Ao divulgar acusações falsas de terceiros, veículo de imprensa só poderá ser punido se houver má-fé
Foi positiva a decisão do Supremo Tribunal Federal (STF) que fixou uma tese para os casos em que veículos de imprensa publicam em entrevistas declarações com acusações falsas. Embora ainda haja dúvida sobre como será interpretada, a tese consagra de forma clara a plena liberdade de informação e expressão, determinando que uma empresa jornalística só pode ser considerada responsável por declarações caluniosas de seus entrevistados se tiver sido deliberadamente negligente na tentativa de apurar os fatos.
A decisão foi tomada depois do caso em que o Diário de Pernambuco foi condenado a pagar indenização por ter publicado entrevista com uma acusação falsa sobre um militante político na ditadura militar.
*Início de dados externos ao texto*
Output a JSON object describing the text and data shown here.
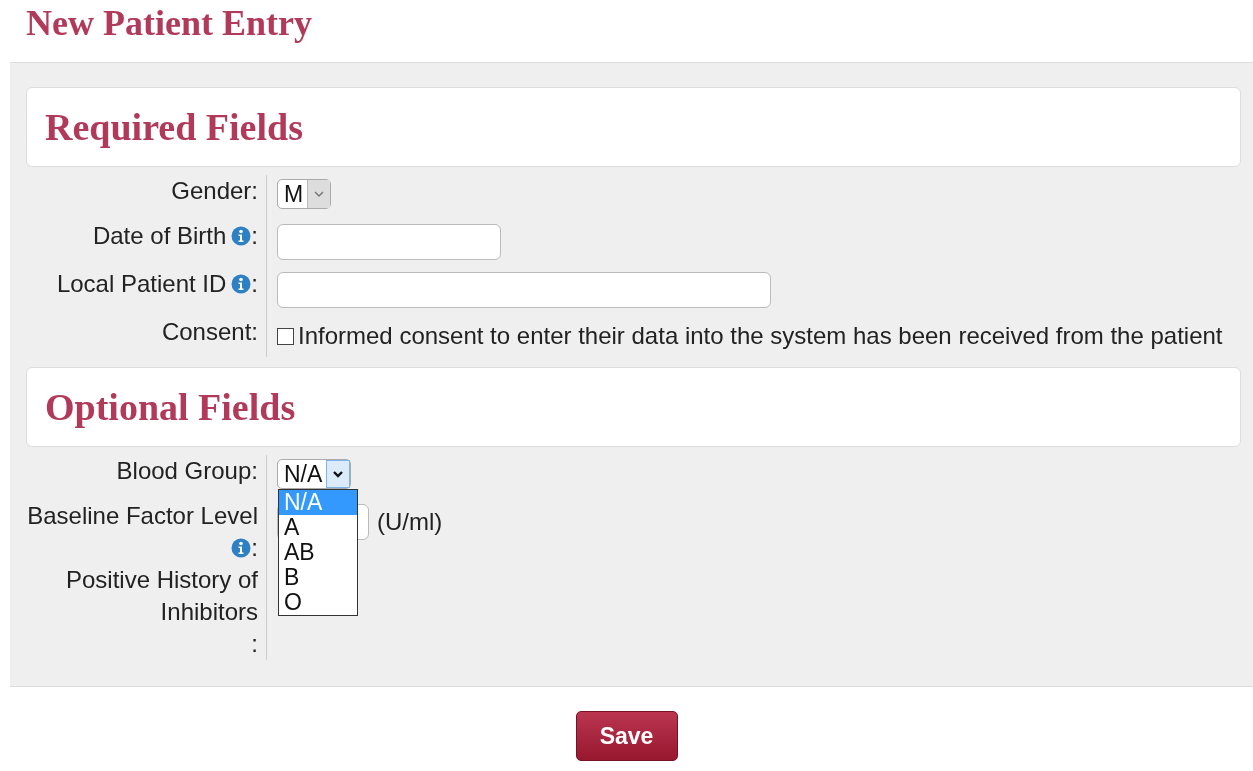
{
  "title": "New Patient Entry",
  "sections": [
    {
      "heading": "Required Fields",
      "rows": [
        {
          "kind": "select",
          "label": "Gender",
          "info": false,
          "punct": ":",
          "value": "M",
          "open": false
        },
        {
          "kind": "date",
          "label": "Date of Birth",
          "info": true,
          "punct": ":"
        },
        {
          "kind": "text",
          "label": "Local Patient ID",
          "info": true,
          "punct": ":"
        },
        {
          "kind": "checkbox",
          "label": "Consent",
          "info": false,
          "punct": ":",
          "checked": false,
          "text": "Informed consent to enter their data into the system has been received from the patient"
        }
      ]
    },
    {
      "heading": "Optional Fields",
      "rows": [
        {
          "kind": "select",
          "label": "Blood Group",
          "info": false,
          "punct": ":",
          "value": "N/A",
          "open": true,
          "options": [
            {
              "label": "N/A",
              "selected": true
            },
            {
              "label": "A",
              "selected": false
            },
            {
              "label": "AB",
              "selected": false
            },
            {
              "label": "B",
              "selected": false
            },
            {
              "label": "O",
              "selected": false
            }
          ]
        },
        {
          "kind": "unit",
          "label": "Baseline Factor Level",
          "info": true,
          "punct": ":",
          "unit": "(U/ml)"
        },
        {
          "kind": "hidden",
          "label": "Positive History of Inhibitors",
          "info": false,
          "punct": ":"
        }
      ]
    }
  ],
  "save": "Save"
}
Ao longo do julgamento, os ministros sugeriram várias teses para definir em que condições um veículo deve ser considerado corresponsável por declarações que publica. Descartando ideias que trariam risco à liberdade de expressão ou poderiam inibir o trabalho da imprensa, o STF formou consenso em torno de uma tese que respeita as características intrínsecas do jornalismo.
A tese consensual, que deverá ser aplicada a pelo menos 119 outros casos, reitera a jurisprudência consagrada no Supremo sobre liberdade de expressão. Reafirma que a Constituição proíbe qualquer tipo de censura prévia, mas há possibilidade de responsabilização posterior pela publicação de informações “comprovadamente injuriosas, difamantes, caluniosas, mentirosas”. No caso de um entrevistado atribuir falsamente crime a terceiros, o veículo de comunicação só poderá ser considerado responsável se duas condições forem satisfeitas. Primeiro, se na época da publicação havia “indícios concretos” de que a acusação era falsa. Segundo, se ele tiver deixado de “observar o dever de cuidado” ao verificar os fatos.
A principal virtude da tese é contemplar as circunstâncias singulares da atividade jornalística. A imprensa tem o dever de divulgar informações no calor dos acontecimentos e, embora deva ser responsável pelo que publica, não está à prova de erros. Se fatos ou declarações de terceiros depois se revelam equivocados, a única justificativa para punição é ter havido negligência ou má-fé. É esse o espírito da tese.
Há dúvida, contudo, sobre como os tribunais interpretarão as condições impostas para configurar a responsabilidade dos veículos. As expressões “indícios concretos de falsidade” e “dever de cuidado” abrem margem a interpretações subjetivas. Na nota em que elogiou a tese, a Associação Nacional de Jornais (ANJ) afirma esperar que no acórdão do julgamento “tais dúvidas sejam dirimidas, bem como outras situações” como entrevistas ao vivo.
Outra questão a resolver é a menção na tese à possibilidade de remoção de conteúdo de sites jornalísticos julgados culpados de violações. Embora possa haver casos extremos em que essa punição seja adequada, ela deve ser compreendida como último recurso, quando os demais remédios legais — como direito de resposta ou indenização — não estiverem disponíveis.
Apesar dessas ressalvas, é fundamental reconhecer o papel do Supremo na preservação das liberdades de informação e expressão, cruciais para a saúde de qualquer democracia. A postura dos ministros diante do tema não deixa dúvida de que continuarão a zelar por elas nos esclarecimentos que deverão constar do acórdão, cuja redação está a cargo do ministro Edson Fachin.